GENOME SCALE PREDICTION OF PROTEIN FUNCTIONAL CLASS FROM SEQUENCE USING DATA MINING
Dr Ross D King, Department of Computer Science, The University of Wales, Aberystwyth
Abstract: The ability to predict protein function from sequence is a central research goal of molecular biology. Such a capability would greatly aid the biological interpretation of the genomic data and accelerate its medical exploitation. For the existing sequenced genomes function can be assigned to typically only between 40-60% of the Open Reading Frames (ORFs). The new science of functional genomics is dedicated to discovering the function of these ORFs, and to further detailing the function of genes with assigned function. I will present a novel data-mining based approach for predicting biological function from sequence. This is based on a combination of: Warmr an inductive logic programming version (ILP) of the Apriori algorithm, and decision tree rule learning.

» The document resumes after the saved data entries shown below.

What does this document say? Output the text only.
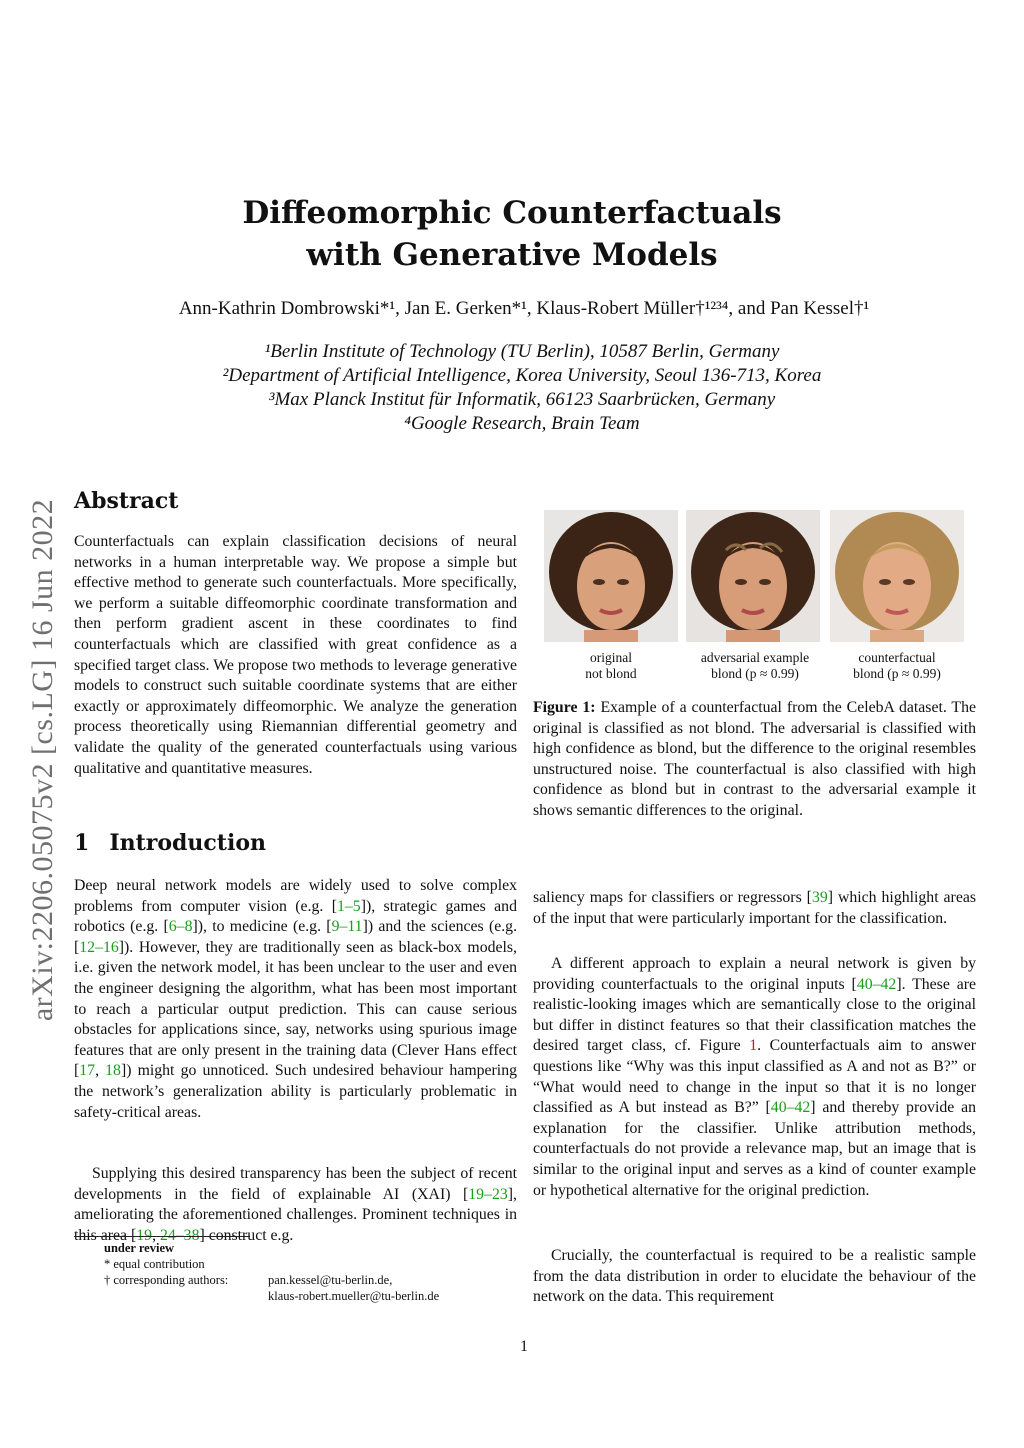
Diffeomorphic Counterfactuals
with Generative Models
Ann-Kathrin Dombrowski*¹, Jan E. Gerken*¹, Klaus-Robert Müller†¹²³⁴, and Pan Kessel†¹
¹Berlin Institute of Technology (TU Berlin), 10587 Berlin, Germany
²Department of Artificial Intelligence, Korea University, Seoul 136-713, Korea
³Max Planck Institut für Informatik, 66123 Saarbrücken, Germany
⁴Google Research, Brain Team
arXiv:2206.05075v2 [cs.LG] 16 Jun 2022 Abstract
Counterfactuals can explain classification decisions of neural networks in a human interpretable way. We propose a simple but effective method to generate such counterfactuals. More specifically, we perform a suitable diffeomorphic coordinate transformation and then perform gradient ascent in these coordinates to find counterfactuals which are classified with great confidence as a specified target class. We propose two methods to leverage generative models to construct such suitable coordinate systems that are either exactly or approximately diffeomorphic. We analyze the generation process theoretically using Riemannian differential geometry and validate the quality of the generated counterfactuals using various qualitative and quantitative measures.
1 Introduction
Deep neural network models are widely used to solve complex problems from computer vision (e.g. [1–5]), strategic games and robotics (e.g. [6–8]), to medicine (e.g. [9–11]) and the sciences (e.g. [12–16]). However, they are traditionally seen as black-box models, i.e. given the network model, it has been unclear to the user and even the engineer designing the algorithm, what has been most important to reach a particular output prediction. This can cause serious obstacles for applications since, say, networks using spurious image features that are only present in the training data (Clever Hans effect [17, 18]) might go unnoticed. Such undesired behaviour hampering the network’s generalization ability is particularly problematic in safety-critical areas.
Supplying this desired transparency has been the subject of recent developments in the field of explainable AI (XAI) [19–23], ameliorating the aforementioned challenges. Prominent techniques in this area [19, 24–38] construct e.g.
under review
* equal contribution
† corresponding authors:	pan.kessel@tu-berlin.de,
klaus-robert.mueller@tu-berlin.de
original
not blond
adversarial example
blond (p ≈ 0.99)
counterfactual
blond (p ≈ 0.99)
Figure 1: Example of a counterfactual from the CelebA dataset. The original is classified as not blond. The adversarial is classified with high confidence as blond, but the difference to the original resembles unstructured noise. The counterfactual is also classified with high confidence as blond but in contrast to the adversarial example it shows semantic differences to the original.
saliency maps for classifiers or regressors [39] which highlight areas of the input that were particularly important for the classification.
A different approach to explain a neural network is given by providing counterfactuals to the original inputs [40–42]. These are realistic-looking images which are semantically close to the original but differ in distinct features so that their classification matches the desired target class, cf. Figure 1. Counterfactuals aim to answer questions like “Why was this input classified as A and not as B?” or “What would need to change in the input so that it is no longer classified as A but instead as B?” [40–42] and thereby provide an explanation for the classifier. Unlike attribution methods, counterfactuals do not provide a relevance map, but an image that is similar to the original input and serves as a kind of counter example or hypothetical alternative for the original prediction.
Crucially, the counterfactual is required to be a realistic sample from the data distribution in order to elucidate the behaviour of the network on the data. This requirement
1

The effectiveness of this approach will be demonstrated on the M. tuberculosis and E. coli genomes. For M. tuberculosis 65% of the ORFs with no current assigned function, and 24% of those in E. coli, are predicted with an estimated accuracy of 60-80% (depending on the level of functional assignment). Biologically interpretable rules are identified that can predict protein function in the absence of identifiable sequence similarity. The possible causation of the rules gives insight into the evolutionary history of M. tuberculosis and E. coli.
This seminar was held at the Department of Computer Science, Royal Holloway, University of London on 26 June 2000.